Log piles sit at the entrance to what used to be the lower Quarry trail in the Begbie Bench area. Stella Jones says load restrictions on the road means the logs won’t be cleared out for another few weeks.

Begbie Bench logging destroys lower Quarry trail

Logging done in Begbie Bench area, but load restrictions on road mean a big pile of logs remains in area that used to be lower Quarry trail.

The logging is done on the Begbie Bench area, but load restrictions on the road means that a big pile of logs remains in the area that used to be the site of the lower Quarry trail.

“We’re currently waiting for the load restrictions to come off so we can remove the rest of the wood,” said Ashley Ladyman, a forester with the logging company Stella-Jones. “I’m hoping first week of May.”

The logging, which erupted in controversy in the fall, saw two 15-hectare cut blocks logged north of Begbie Creek over the winter. Two similar-sized cut blocks were logged south of Begbie Creek, however it was the north ones that were most controversial as they intersected a popular recreation area. There is a cut block where the lower Quarry trail was, and another a few hundred metres down the road just past the entrance to Yew R Here.

The logging has destroyed the lower Quarry trail, which will need to be completely rebuilt. There was some logging on bits of Hemlock Grove and Chair trails, and Sex on the Beach and Foreplay were also affected slightly.

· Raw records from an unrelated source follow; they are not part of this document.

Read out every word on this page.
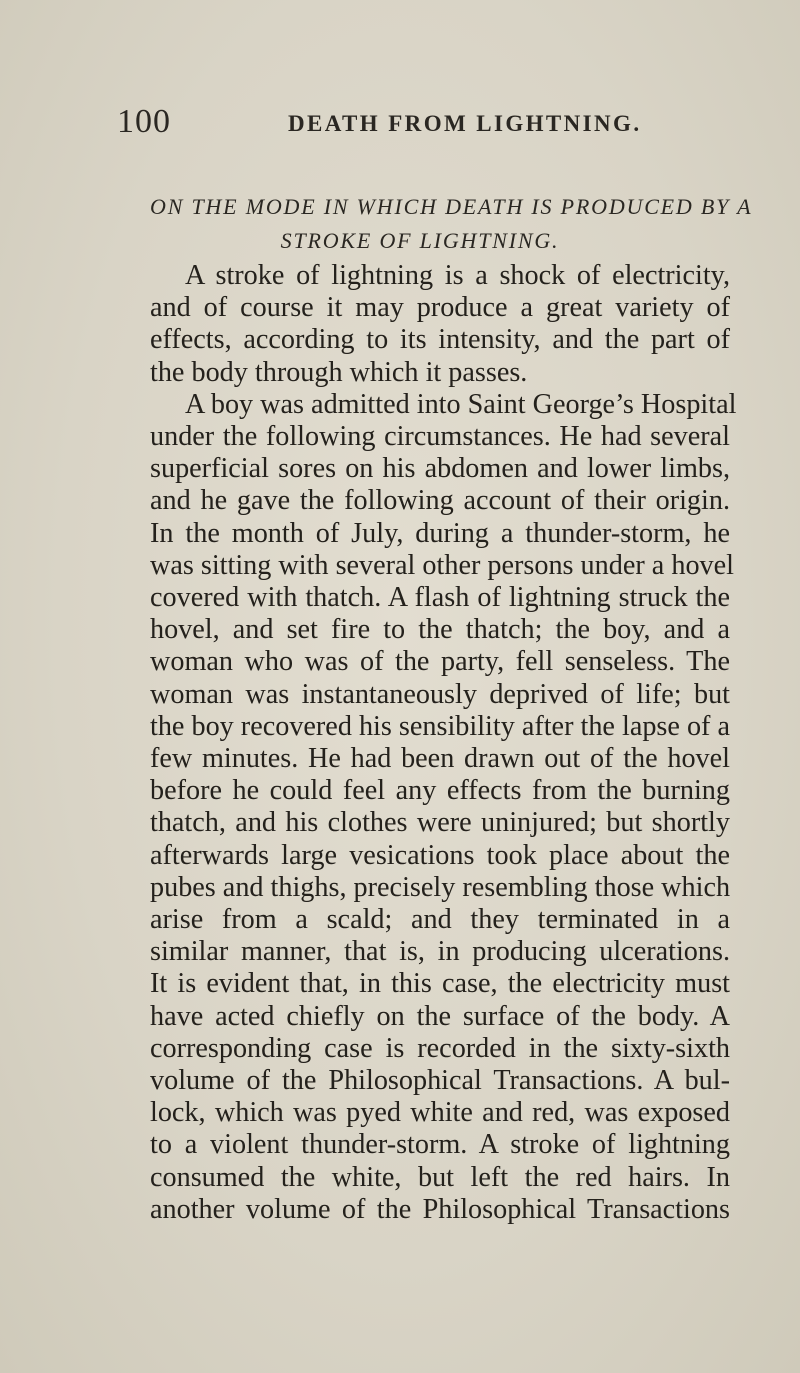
100	DEATH FROM LIGHTNING.
ON THE MODE IN WHICH DEATH IS PRODUCED BY A
STROKE OF LIGHTNING.
A stroke of lightning is a shock of electricity,
and of course it may produce a great variety of
effects, according to its intensity, and the part of
the body through which it passes.
A boy was admitted into Saint George’s Hospital
under the following circumstances. He had several
superficial sores on his abdomen and lower limbs,
and he gave the following account of their origin.
In the month of July, during a thunder-storm, he
was sitting with several other persons under a hovel
covered with thatch. A flash of lightning struck the
hovel, and set fire to the thatch; the boy, and a
woman who was of the party, fell senseless. The
woman was instantaneously deprived of life; but
the boy recovered his sensibility after the lapse of a
few minutes. He had been drawn out of the hovel
before he could feel any effects from the burning
thatch, and his clothes were uninjured; but shortly
afterwards large vesications took place about the
pubes and thighs, precisely resembling those which
arise from a scald; and they terminated in a
similar manner, that is, in producing ulcerations.
It is evident that, in this case, the electricity must
have acted chiefly on the surface of the body. A
corresponding case is recorded in the sixty-sixth
volume of the Philosophical Transactions. A bul-
lock, which was pyed white and red, was exposed
to a violent thunder-storm. A stroke of lightning
consumed the white, but left the red hairs. In
another volume of the Philosophical Transactions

Stella Jones and the Revelstoke Cycling Association met in late March to discuss the situation. The two parties have a memorandum of understanding outlining how they’ll work together in their joint tenure areas. They both said they want to get in and rebuild the affected trails as soon as possible, but that wouldn’t likely be until May when load restrictions are lifted on the road and Stella-Jones can complete its work in the area.

“There’s nothing we can do until it’s not a landing with a whole load of wood on it,” said Keith McNab, referring to the Quarry trail.

Ladyman said Stella-Jones would help with rebuilding the trail, whether it was through financial or in-kind assistance.

“We’ll figure out a plan on what it’s going to take to get it rehabbed and have it done as fast as possible,” he said. “We want to be out of there … Without the restrictions we would have been out of there already.”